Roadside billboards are intentionally eye-catching, seeking to gain the one or two seconds of attention a driver has as he zips by on his way to work or an errand. I’ve seen some pretty shocking billboards over the years, but the one I saw while driving the other day reached a whole new level.
This billboard wasn’t shocking for the image it contained—two toothbrushes sitting in a cup. Instead, it was shocking because of its—pardon the oxymoron, but it’s the best way I can think to describe it—subtle overtness. “Conserve energy,” it said, and then, “Shack up.”
In the Communist Party, Chambers writes, marriage was a loathsome institution, regarded as a “bourgeois convention.” Instead of traditional marriage, communists “sanctioned and, in fact, favored” something called “party marriages,” an apparent euphemism for what our billboard above now crudely terms shacking up. In other words, promiscuity was par for the course in the Marist/communist circles of the time.
Because of this attitude, two young ladies who ran with Chambers’ communist crowd, but were not communists themselves, were mocked “for their inviolable ‘prudery,’” meaning that they did not follow the promiscuous communist lifestyle. One of these was Esther Shemitz. She eventually became Chambers’s wife, but not without resistance from those in the Communist Party.

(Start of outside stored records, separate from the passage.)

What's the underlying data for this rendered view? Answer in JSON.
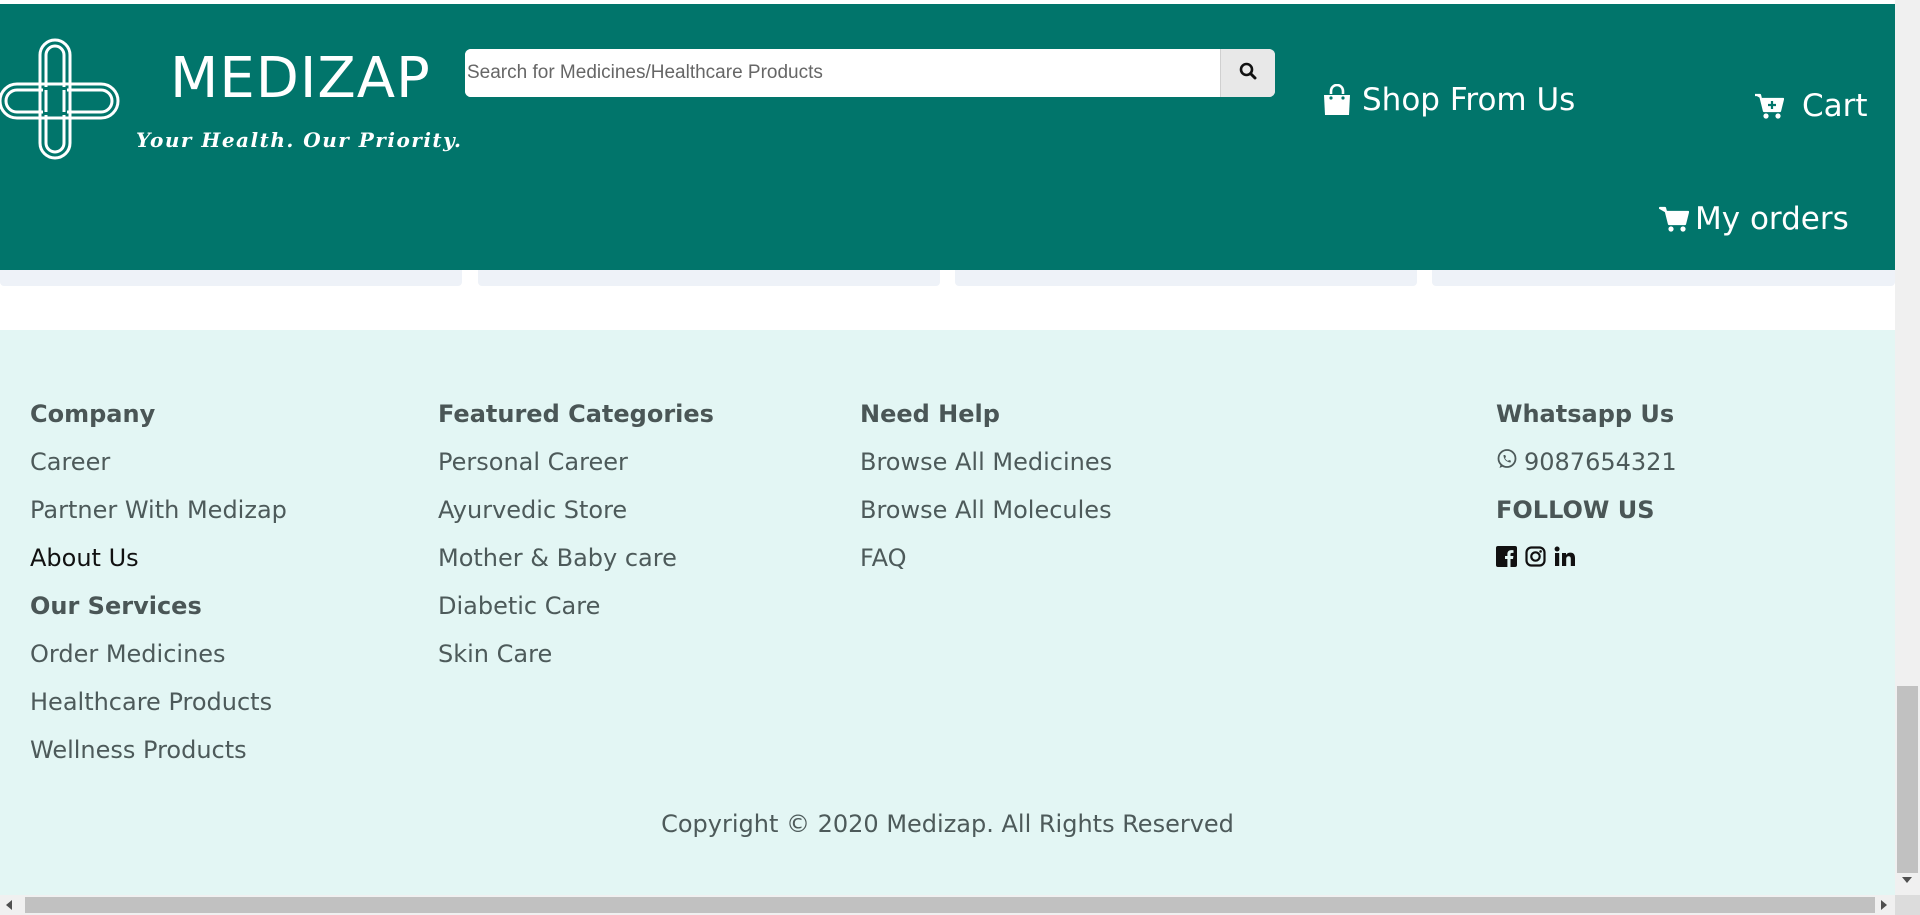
{
  "header": {
    "brand_name": "MEDIZAP",
    "tagline": "Your Health. Our Priority.",
    "logo_icon": "medical-cross-logo",
    "search": {
      "placeholder": "Search for Medicines/Healthcare Products",
      "value": "",
      "button_icon": "search-icon"
    },
    "nav": {
      "shop_label": "Shop From Us",
      "shop_icon": "shopping-bag-icon",
      "cart_label": "Cart",
      "cart_icon": "cart-plus-icon",
      "orders_label": "My orders",
      "orders_icon": "shopping-cart-icon"
    },
    "bg_color": "#01756b"
  },
  "footer": {
    "bg_color": "#e3f6f4",
    "company": {
      "heading": "Company",
      "links": [
        "Career",
        "Partner With Medizap",
        "About Us"
      ]
    },
    "services": {
      "heading": "Our Services",
      "links": [
        "Order Medicines",
        "Healthcare Products",
        "Wellness Products"
      ]
    },
    "featured": {
      "heading": "Featured Categories",
      "links": [
        "Personal Career",
        "Ayurvedic Store",
        "Mother & Baby care",
        "Diabetic Care",
        "Skin Care"
      ]
    },
    "help": {
      "heading": "Need Help",
      "links": [
        "Browse All Medicines",
        "Browse All Molecules",
        "FAQ"
      ]
    },
    "whatsapp": {
      "heading": "Whatsapp Us",
      "phone": "9087654321",
      "phone_icon": "whatsapp-icon"
    },
    "follow": {
      "heading": "FOLLOW US",
      "icons": [
        "facebook-icon",
        "instagram-icon",
        "linkedin-icon"
      ]
    },
    "copyright": "Copyright © 2020 Medizap. All Rights Reserved"
  }
}
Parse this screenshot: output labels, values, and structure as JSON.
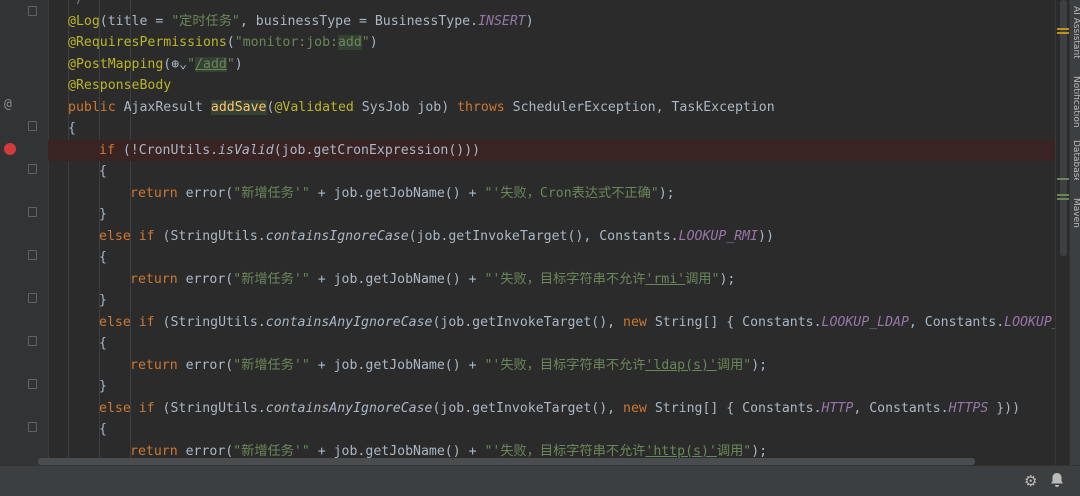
{
  "editor": {
    "lines": [
      {
        "indent": 0,
        "parts": [
          {
            "t": "@Log",
            "c": "c-ann"
          },
          {
            "t": "(title = "
          },
          {
            "t": "\"定时任务\"",
            "c": "c-str"
          },
          {
            "t": ", businessType = BusinessType."
          },
          {
            "t": "INSERT",
            "c": "c-const"
          },
          {
            "t": ")"
          }
        ]
      },
      {
        "indent": 0,
        "parts": [
          {
            "t": "@RequiresPermissions",
            "c": "c-ann"
          },
          {
            "t": "("
          },
          {
            "t": "\"monitor:job:",
            "c": "c-str"
          },
          {
            "t": "add",
            "c": "c-str c-hl"
          },
          {
            "t": "\"",
            "c": "c-str"
          },
          {
            "t": ")"
          }
        ]
      },
      {
        "indent": 0,
        "parts": [
          {
            "t": "@PostMapping",
            "c": "c-ann"
          },
          {
            "t": "(⊕⌄"
          },
          {
            "t": "\"",
            "c": "c-str"
          },
          {
            "t": "/add",
            "c": "c-str c-hl c-under"
          },
          {
            "t": "\"",
            "c": "c-str"
          },
          {
            "t": ")"
          }
        ]
      },
      {
        "indent": 0,
        "parts": [
          {
            "t": "@ResponseBody",
            "c": "c-ann"
          }
        ]
      },
      {
        "indent": 0,
        "parts": [
          {
            "t": "public ",
            "c": "c-kw"
          },
          {
            "t": "AjaxResult "
          },
          {
            "t": "addSave",
            "c": "c-fn c-hl"
          },
          {
            "t": "("
          },
          {
            "t": "@Validated",
            "c": "c-ann"
          },
          {
            "t": " SysJob job) "
          },
          {
            "t": "throws ",
            "c": "c-kw"
          },
          {
            "t": "SchedulerException, TaskException"
          }
        ]
      },
      {
        "indent": 0,
        "parts": [
          {
            "t": "{"
          }
        ]
      },
      {
        "indent": 1,
        "bp": true,
        "parts": [
          {
            "t": "if ",
            "c": "c-kw"
          },
          {
            "t": "(!CronUtils."
          },
          {
            "t": "isValid",
            "c": "c-ital"
          },
          {
            "t": "(job.getCronExpression()))"
          }
        ]
      },
      {
        "indent": 1,
        "parts": [
          {
            "t": "{"
          }
        ]
      },
      {
        "indent": 2,
        "parts": [
          {
            "t": "return ",
            "c": "c-kw"
          },
          {
            "t": "error("
          },
          {
            "t": "\"新增任务'\"",
            "c": "c-str"
          },
          {
            "t": " + job.getJobName() + "
          },
          {
            "t": "\"'失败，Cron表达式不正确\"",
            "c": "c-str"
          },
          {
            "t": ");"
          }
        ]
      },
      {
        "indent": 1,
        "parts": [
          {
            "t": "}"
          }
        ]
      },
      {
        "indent": 1,
        "parts": [
          {
            "t": "else if ",
            "c": "c-kw"
          },
          {
            "t": "(StringUtils."
          },
          {
            "t": "containsIgnoreCase",
            "c": "c-ital"
          },
          {
            "t": "(job.getInvokeTarget(), Constants."
          },
          {
            "t": "LOOKUP_RMI",
            "c": "c-const"
          },
          {
            "t": "))"
          }
        ]
      },
      {
        "indent": 1,
        "parts": [
          {
            "t": "{"
          }
        ]
      },
      {
        "indent": 2,
        "parts": [
          {
            "t": "return ",
            "c": "c-kw"
          },
          {
            "t": "error("
          },
          {
            "t": "\"新增任务'\"",
            "c": "c-str"
          },
          {
            "t": " + job.getJobName() + "
          },
          {
            "t": "\"'失败，目标字符串不允许",
            "c": "c-str"
          },
          {
            "t": "'rmi'",
            "c": "c-str c-under"
          },
          {
            "t": "调用\"",
            "c": "c-str"
          },
          {
            "t": ");"
          }
        ]
      },
      {
        "indent": 1,
        "parts": [
          {
            "t": "}"
          }
        ]
      },
      {
        "indent": 1,
        "parts": [
          {
            "t": "else if ",
            "c": "c-kw"
          },
          {
            "t": "(StringUtils."
          },
          {
            "t": "containsAnyIgnoreCase",
            "c": "c-ital"
          },
          {
            "t": "(job.getInvokeTarget(), "
          },
          {
            "t": "new ",
            "c": "c-kw"
          },
          {
            "t": "String[] { Constants."
          },
          {
            "t": "LOOKUP_LDAP",
            "c": "c-const"
          },
          {
            "t": ", Constants."
          },
          {
            "t": "LOOKUP_LDAP",
            "c": "c-const"
          }
        ]
      },
      {
        "indent": 1,
        "parts": [
          {
            "t": "{"
          }
        ]
      },
      {
        "indent": 2,
        "parts": [
          {
            "t": "return ",
            "c": "c-kw"
          },
          {
            "t": "error("
          },
          {
            "t": "\"新增任务'\"",
            "c": "c-str"
          },
          {
            "t": " + job.getJobName() + "
          },
          {
            "t": "\"'失败，目标字符串不允许",
            "c": "c-str"
          },
          {
            "t": "'ldap(s)'",
            "c": "c-str c-under"
          },
          {
            "t": "调用\"",
            "c": "c-str"
          },
          {
            "t": ");"
          }
        ]
      },
      {
        "indent": 1,
        "parts": [
          {
            "t": "}"
          }
        ]
      },
      {
        "indent": 1,
        "parts": [
          {
            "t": "else if ",
            "c": "c-kw"
          },
          {
            "t": "(StringUtils."
          },
          {
            "t": "containsAnyIgnoreCase",
            "c": "c-ital"
          },
          {
            "t": "(job.getInvokeTarget(), "
          },
          {
            "t": "new ",
            "c": "c-kw"
          },
          {
            "t": "String[] { Constants."
          },
          {
            "t": "HTTP",
            "c": "c-const"
          },
          {
            "t": ", Constants."
          },
          {
            "t": "HTTPS",
            "c": "c-const"
          },
          {
            "t": " }))"
          }
        ]
      },
      {
        "indent": 1,
        "parts": [
          {
            "t": "{"
          }
        ]
      },
      {
        "indent": 2,
        "parts": [
          {
            "t": "return ",
            "c": "c-kw"
          },
          {
            "t": "error("
          },
          {
            "t": "\"新增任务'\"",
            "c": "c-str"
          },
          {
            "t": " + job.getJobName() + "
          },
          {
            "t": "\"'失败，目标字符串不允许",
            "c": "c-str"
          },
          {
            "t": "'http(s)'",
            "c": "c-str c-under"
          },
          {
            "t": "调用\"",
            "c": "c-str"
          },
          {
            "t": ");"
          }
        ]
      }
    ]
  },
  "gutter": {
    "override_marker": "@",
    "breakpoint_line_index": 6,
    "override_line_index": 4
  },
  "tool_windows": {
    "right": [
      "AI Assistant",
      "Notifications",
      "Database",
      "Maven"
    ]
  },
  "status": {
    "settings_icon": "gear-icon",
    "notifications_icon": "bell-icon"
  },
  "colors": {
    "background": "#2b2b2b",
    "keyword": "#cc7832",
    "annotation": "#bbb529",
    "string": "#6a8759",
    "constant": "#9876aa",
    "method_decl": "#ffc66d",
    "breakpoint": "#d33b3b"
  }
}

It was a good thing for Chambers—and all of us—that the Party didn’t win out and prevent his marriage, for their union proved a source of strength and encouragement for the many trials he encountered in the years ahead. And in the hints Chambers drops about his wife throughout his 700-page tome, we see some practical elements of love and marriage that each of us can take to heart and apply in our own lives.
In Esther, Chambers found a wife who could make a home regardless of her surroundings. Before marrying, Esther lived with her roommate in a little house in a New York tenement district. Despite the fact that these dwellings were labeled “tuberculosis traps,” Esther and her roommate were “clever with their hands and had remodeled the interior of the little house so that, when the fire was burning in the living-room fireplace, it was like a cozy farmhouse in the heart of the slum.” Esther also disregarded her poverty, working diligently and living frugally in order to make ends meet.
Once the two married, Esther became a supportive wife, willing to follow her husband wherever he went, even when they and their two children were forced into hiding when Chambers left the Communist Party. She also refused to leave him in later years even when the pipes froze in the car, the furnace was smoking, and all they could do to keep the children warm was pile blankets and coats on them.
Such support, however, did not mean she was a quiet mouse who never expressed her opinion. She did the latter when Chambers was offered a position in the communist underground in their early years of marriage, begging him not to take the job, but promising not “to stand in the way of anything” he thought was right. She also defended him, even when Chambers took his high-pressure stand in the Alger Hiss trial, seeking to expose the communist infiltrators in the U.S. government.